Платон не выдержал, расхохотался и, поцеловав сестру руку, выпалил:

— Так что, Лизхен, можешь утешиться. Мы тебя не только не продали, но ещё и доплатили, чтобы Андрей на тебе женился.

Повисла нехорошая пауза, во время коей Лизхен хватала ртом воздух, пламенея очами, а братья выразительно смотрели на Платона, в очередной раз не сумевшего удержать длинный язык на привязи.

— Аня, пойдём танцевать, — Яков плавно повлёк за собой супругу в центр зала, где кружились пары.

— А Лиза ничего Платону Платоновичу не сделает? — Анна Викторовна с тревогой посмотрела на мужа.

Яков бросил на сестру долгий оценивающий взгляд.

— Портить нам свадьбу она точно не станет, но и сказанного не забудет, непременно отыграется.

Анна хотела ещё что-то сказать, но Яков мягко привлёк её к себе, прошептал, щекоча дыханием ушко:

— Не переживай, всё будет хорошо. Что бы у нас ни происходило, мы остаёмся одной семьёй.

Яков Платонович и сам не осознал, что слово в слово повторил любимое изречение отца, коим тот часто успокаивал разбушевавшееся многочисленное семейство.

Бал подходил к концу, гости, ещё раз пожелав молодым всего самого наилучшего, благополучия и процветания, потихоньку разъезжались, а Анна с удивлением поняла, что страшно волнуется, буквально трепещет вся, словно осина на ветру.

— Что с тобой? — Лизхен с тревогой посмотрела на Анну, даже лба коснулась, проверяя, нет ли жара. — Ты вся дрожишь!
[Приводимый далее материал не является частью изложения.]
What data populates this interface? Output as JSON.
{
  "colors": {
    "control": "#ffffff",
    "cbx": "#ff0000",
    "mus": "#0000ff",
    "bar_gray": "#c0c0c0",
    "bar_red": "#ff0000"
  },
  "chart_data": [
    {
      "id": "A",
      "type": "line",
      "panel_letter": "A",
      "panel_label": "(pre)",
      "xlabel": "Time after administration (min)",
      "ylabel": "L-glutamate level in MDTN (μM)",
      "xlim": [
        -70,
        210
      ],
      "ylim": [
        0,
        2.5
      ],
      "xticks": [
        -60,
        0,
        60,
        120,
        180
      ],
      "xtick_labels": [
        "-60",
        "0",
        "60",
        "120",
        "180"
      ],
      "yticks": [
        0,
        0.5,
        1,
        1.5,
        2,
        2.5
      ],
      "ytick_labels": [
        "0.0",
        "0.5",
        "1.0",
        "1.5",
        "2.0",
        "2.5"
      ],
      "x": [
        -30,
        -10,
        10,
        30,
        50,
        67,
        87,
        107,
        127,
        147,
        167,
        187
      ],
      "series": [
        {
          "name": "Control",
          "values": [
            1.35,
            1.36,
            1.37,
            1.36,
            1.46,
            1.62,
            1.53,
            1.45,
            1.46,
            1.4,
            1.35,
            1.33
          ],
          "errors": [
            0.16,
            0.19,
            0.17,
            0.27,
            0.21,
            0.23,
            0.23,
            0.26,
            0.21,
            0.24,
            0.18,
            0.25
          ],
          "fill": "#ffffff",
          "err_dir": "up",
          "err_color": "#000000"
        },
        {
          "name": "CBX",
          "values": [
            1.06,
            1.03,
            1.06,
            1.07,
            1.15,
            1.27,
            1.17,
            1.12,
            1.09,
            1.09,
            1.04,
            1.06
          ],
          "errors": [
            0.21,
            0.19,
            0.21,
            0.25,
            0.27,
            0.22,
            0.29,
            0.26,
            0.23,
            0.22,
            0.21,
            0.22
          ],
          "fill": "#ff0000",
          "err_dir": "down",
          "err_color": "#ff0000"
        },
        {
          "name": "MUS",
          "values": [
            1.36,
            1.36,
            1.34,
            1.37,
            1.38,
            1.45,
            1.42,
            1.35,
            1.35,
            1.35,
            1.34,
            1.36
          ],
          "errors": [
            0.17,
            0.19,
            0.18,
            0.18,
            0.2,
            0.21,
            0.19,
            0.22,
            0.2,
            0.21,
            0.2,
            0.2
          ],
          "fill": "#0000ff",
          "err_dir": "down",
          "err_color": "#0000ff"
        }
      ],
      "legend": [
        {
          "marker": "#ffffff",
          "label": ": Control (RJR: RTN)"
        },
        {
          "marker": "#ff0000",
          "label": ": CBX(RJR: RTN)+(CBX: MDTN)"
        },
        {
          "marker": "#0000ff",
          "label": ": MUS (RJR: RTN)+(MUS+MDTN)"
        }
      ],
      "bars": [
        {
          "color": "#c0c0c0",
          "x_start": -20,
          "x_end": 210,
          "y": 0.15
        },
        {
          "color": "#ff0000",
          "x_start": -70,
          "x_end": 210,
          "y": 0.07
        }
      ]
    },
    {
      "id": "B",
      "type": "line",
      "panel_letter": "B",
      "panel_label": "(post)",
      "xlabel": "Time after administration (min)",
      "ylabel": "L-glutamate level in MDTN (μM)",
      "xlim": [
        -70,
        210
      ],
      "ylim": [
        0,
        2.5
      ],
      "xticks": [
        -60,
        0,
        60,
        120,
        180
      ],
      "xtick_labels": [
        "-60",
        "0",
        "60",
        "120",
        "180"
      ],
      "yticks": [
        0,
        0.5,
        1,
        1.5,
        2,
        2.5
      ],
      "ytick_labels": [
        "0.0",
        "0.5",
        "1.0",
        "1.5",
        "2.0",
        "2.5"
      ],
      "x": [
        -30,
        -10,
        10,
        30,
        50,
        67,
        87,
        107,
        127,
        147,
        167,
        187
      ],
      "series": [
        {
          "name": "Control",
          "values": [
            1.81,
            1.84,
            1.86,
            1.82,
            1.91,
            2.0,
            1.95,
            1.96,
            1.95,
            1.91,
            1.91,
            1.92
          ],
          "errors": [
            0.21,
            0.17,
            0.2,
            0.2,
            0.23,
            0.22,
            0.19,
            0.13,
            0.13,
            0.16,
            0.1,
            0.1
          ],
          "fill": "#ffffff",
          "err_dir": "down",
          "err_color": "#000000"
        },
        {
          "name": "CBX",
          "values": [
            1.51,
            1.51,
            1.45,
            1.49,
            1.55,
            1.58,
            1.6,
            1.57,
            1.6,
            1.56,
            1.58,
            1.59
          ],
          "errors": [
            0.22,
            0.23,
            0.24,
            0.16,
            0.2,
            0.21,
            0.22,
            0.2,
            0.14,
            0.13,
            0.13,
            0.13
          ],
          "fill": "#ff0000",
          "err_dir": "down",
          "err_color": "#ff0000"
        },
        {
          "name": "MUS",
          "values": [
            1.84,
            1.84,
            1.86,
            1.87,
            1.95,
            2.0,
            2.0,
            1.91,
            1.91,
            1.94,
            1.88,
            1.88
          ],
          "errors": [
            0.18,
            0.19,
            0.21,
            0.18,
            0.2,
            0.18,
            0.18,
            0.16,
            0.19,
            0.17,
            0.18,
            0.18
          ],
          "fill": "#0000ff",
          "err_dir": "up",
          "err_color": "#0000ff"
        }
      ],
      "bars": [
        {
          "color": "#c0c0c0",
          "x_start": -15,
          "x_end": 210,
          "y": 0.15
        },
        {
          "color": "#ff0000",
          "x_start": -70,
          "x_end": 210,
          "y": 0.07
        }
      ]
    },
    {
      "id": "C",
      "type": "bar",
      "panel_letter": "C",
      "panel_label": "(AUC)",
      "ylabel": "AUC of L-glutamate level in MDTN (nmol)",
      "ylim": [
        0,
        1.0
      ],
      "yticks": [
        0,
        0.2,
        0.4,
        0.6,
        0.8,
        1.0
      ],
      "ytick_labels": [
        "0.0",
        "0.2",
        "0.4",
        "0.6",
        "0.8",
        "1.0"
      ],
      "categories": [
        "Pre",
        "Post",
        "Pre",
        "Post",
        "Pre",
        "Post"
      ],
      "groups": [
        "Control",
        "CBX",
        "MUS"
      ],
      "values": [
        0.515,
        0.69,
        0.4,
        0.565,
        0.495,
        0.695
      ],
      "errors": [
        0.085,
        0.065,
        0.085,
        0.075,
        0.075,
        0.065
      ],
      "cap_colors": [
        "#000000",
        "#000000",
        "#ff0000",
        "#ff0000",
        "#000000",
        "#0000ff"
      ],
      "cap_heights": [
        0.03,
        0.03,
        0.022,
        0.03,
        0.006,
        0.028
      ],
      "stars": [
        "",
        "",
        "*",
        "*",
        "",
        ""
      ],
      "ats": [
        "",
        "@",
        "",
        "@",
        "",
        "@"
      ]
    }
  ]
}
Анна Викторовна посмотрела на подругу, а теперь ещё и родственницу большими, от волнения ставшими совсем огромными голубыми глазами. Как, вот скажите, как можно объяснить то, о чём в приличном обществе и думать-то не подобает?!

— А-а-а, — Лизхен понимающе улыбнулась, став в этот миг удивительно похожей на Якова, коий в момент этой сокровенной беседы на правах хозяина бала прощался с гостями, — я перед первой брачной ночью тоже тряслась. Андриш же всю пору ухаживаний мне лишь ручку нежно целовал да пару раз, пока никто не видел, щеки поцелуем коснулся.